A faction of about two dozen conservative Republicans is trying to recruit another candidate to the right of McCarthy, who has endorsed some of the same immigration reform provisions that hurt Cantor in his bid for an eighth term.
“I'm looking for a candidate that doesn't support some form of amnesty,” said Rep. Steve King of Iowa, referring to legislative proposals to legalize or find a pathway to citizenship for illegal immigrants.
King and his allies felt that House Financial Services Chairman Jeb Hensarling of Texas would be the strongest conservative rival to McCarthy, but Hensarling declined to be considered.
With only eight years experience, McCarthy would be a relative greenhorn as majority leader. Cantor, for instance, spent eight years toiling in the lower leadership ranks before easily being elected majority leader in 2010.
McCarthy would also become a leading candidate to succeed Boehner in 2017, assuming the speaker departs after 2016 and the GOP remains in the majority. In he does move up to speaker, his rise would be lightning-fast for an institution that reveres leaders with long experience and a proven record in the chamber.
Former House Speaker Newt Gingrich, R-Ga., for example, served a decade in the House before becoming, in 1988, arguably one of the most effective minority whips in history. He was elected speaker six years later, when Republicans won control of the House for the first time in 40 years.
Both Boehner and Rep. Nancy Pelosi, D-Calif., now minority leader, were in office two decades before taking the speaker's gavel in 2007 and 2011, respectively.

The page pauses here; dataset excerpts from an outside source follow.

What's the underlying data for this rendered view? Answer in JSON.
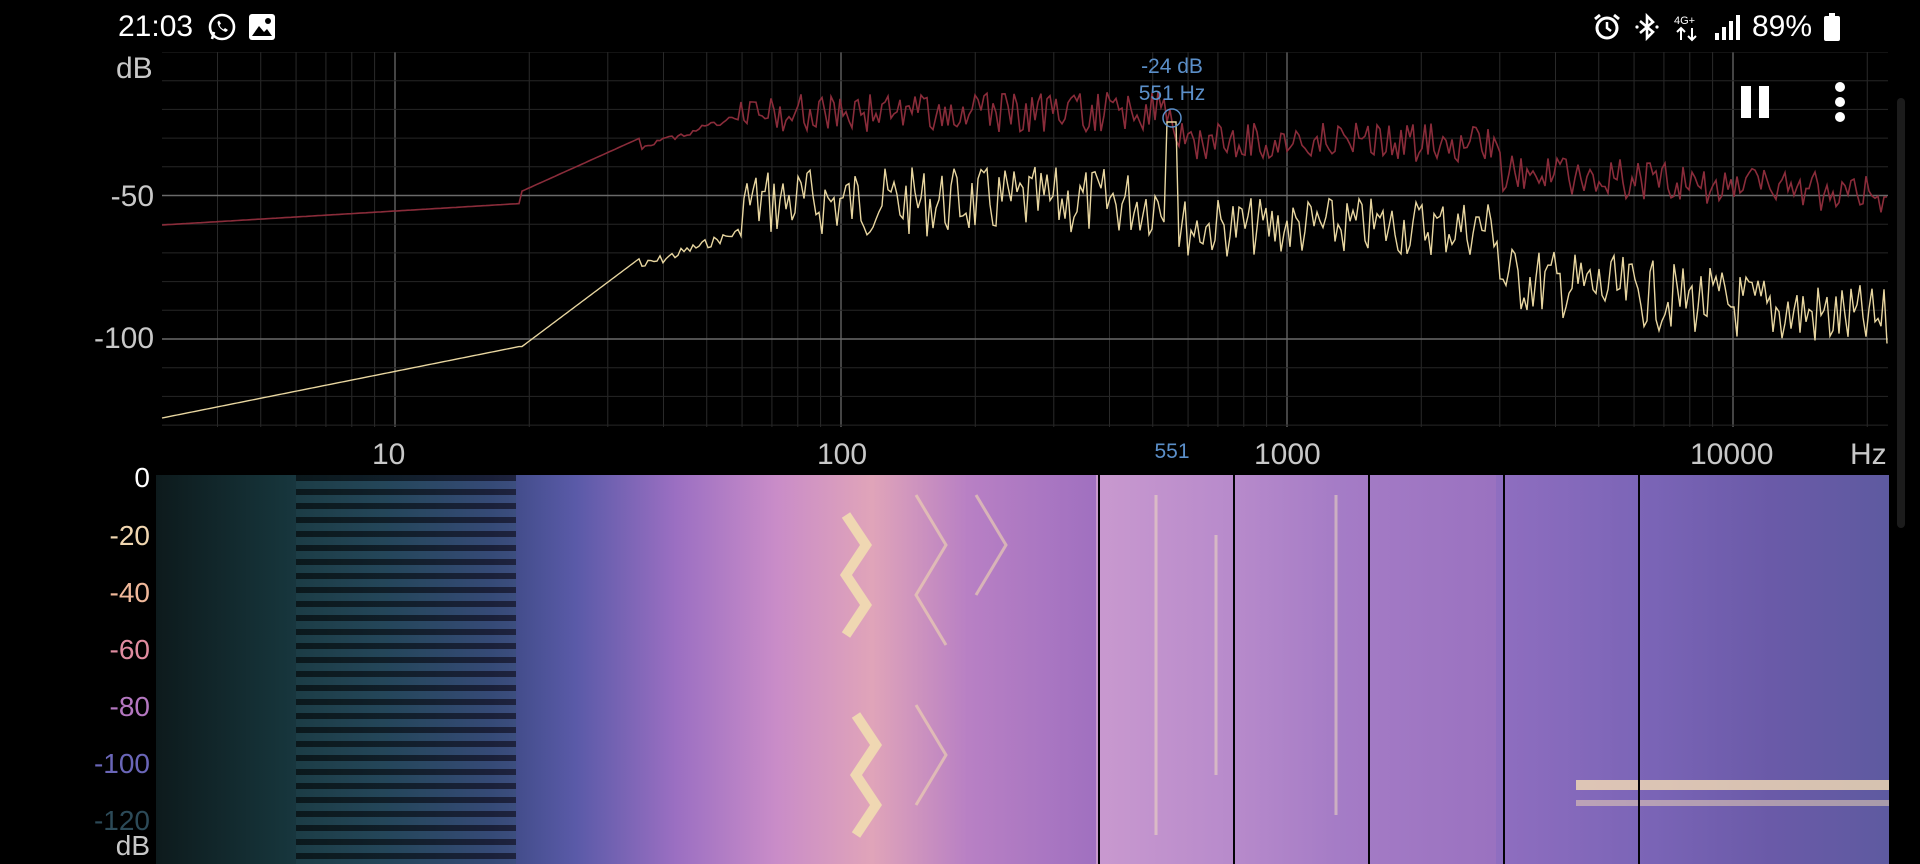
{
  "status_bar": {
    "time": "21:03",
    "left_icons": [
      "whatsapp-icon",
      "gallery-icon"
    ],
    "right_icons": [
      "alarm-icon",
      "bluetooth-icon",
      "4g-plus-icon",
      "signal-icon"
    ],
    "battery": "89%"
  },
  "spectrum": {
    "y_unit": "dB",
    "y_ticks": [
      "-50",
      "-100"
    ],
    "x_ticks": [
      "10",
      "100",
      "1000",
      "10000"
    ],
    "x_unit": "Hz",
    "peak": {
      "level": "-24 dB",
      "freq": "551 Hz",
      "marker": "551"
    },
    "colors": {
      "peak_hold": "#8a2c3a",
      "live": "#e8d6a0",
      "peak_marker": "#5b8fc9"
    }
  },
  "spectrogram": {
    "y_ticks": [
      "0",
      "-20",
      "-40",
      "-60",
      "-80",
      "-100",
      "-120"
    ],
    "y_unit": "dB"
  },
  "controls": {
    "pause_icon": "pause-icon",
    "menu_icon": "more-vert-icon"
  }
}
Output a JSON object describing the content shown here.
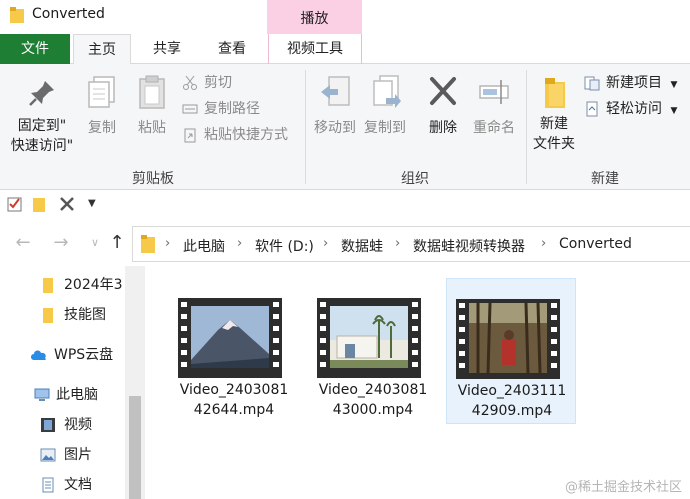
{
  "window": {
    "title": "Converted"
  },
  "ribbon_tabs": {
    "file": "文件",
    "home": "主页",
    "share": "共享",
    "view": "查看",
    "context_group": "播放",
    "video_tools": "视频工具"
  },
  "clipboard": {
    "pin_line1": "固定到\"",
    "pin_line2": "快速访问\"",
    "copy": "复制",
    "paste": "粘贴",
    "cut": "剪切",
    "copy_path": "复制路径",
    "paste_shortcut": "粘贴快捷方式",
    "group_label": "剪贴板"
  },
  "organize": {
    "move_to": "移动到",
    "copy_to": "复制到",
    "delete": "删除",
    "rename": "重命名",
    "group_label": "组织"
  },
  "new": {
    "new_folder_line1": "新建",
    "new_folder_line2": "文件夹",
    "new_item": "新建项目",
    "easy_access": "轻松访问",
    "group_label": "新建"
  },
  "address": {
    "crumbs": [
      "此电脑",
      "软件 (D:)",
      "数据蛙",
      "数据蛙视频转换器",
      "Converted"
    ]
  },
  "sidebar": {
    "items": [
      "2024年3",
      "技能图",
      "WPS云盘",
      "此电脑",
      "视频",
      "图片",
      "文档"
    ]
  },
  "files": [
    {
      "line1": "Video_2403081",
      "line2": "42644.mp4",
      "thumb": "mountain"
    },
    {
      "line1": "Video_2403081",
      "line2": "43000.mp4",
      "thumb": "building"
    },
    {
      "line1": "Video_2403111",
      "line2": "42909.mp4",
      "thumb": "forest"
    }
  ],
  "watermark": "@稀土掘金技术社区",
  "colors": {
    "file_tab": "#1e7e34",
    "context_tab": "#fbcfe4",
    "selection": "#e8f2fc"
  }
}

The lack of experience will also be evident in the lower leadership posts.
The three lawmakers running for House whip to succeed McCarthy are Steve Scalise, 48, who took office in 2008; Peter Roskam, 53, elected in 2007; and Marlin Stutzman, 37, elected in 2010.
Only Roskam of Illinois has House leadership experience. Scalise, a Louisianian, has served since last year at the helm of the Republican Study Committee, a caucus of House conservatives. Stutzman, who represents an Indiana district, argues that his inexperience could be an advantage because some members are seeking new blood in the leadership.
While not overwhelmingly popular, Cantor was deeply respected for his ability to manage the floor schedule and plan the party’s legislative agenda.
Everyone on Capitol Hill assumed that if Boehner’s successor was a Republican, it would be Cantor. “He’s one of the best leaders that our party has had,” Rep. John Mica, R-Fla., told the Washington Examiner.
McCarthy will be hard pressed to match Cantor's floor skills, especially in a short time period. If he falls noticeably short, the contest to succeed Boehner could turn into an epic showdown between Tea Partiers and the so-called Establishment.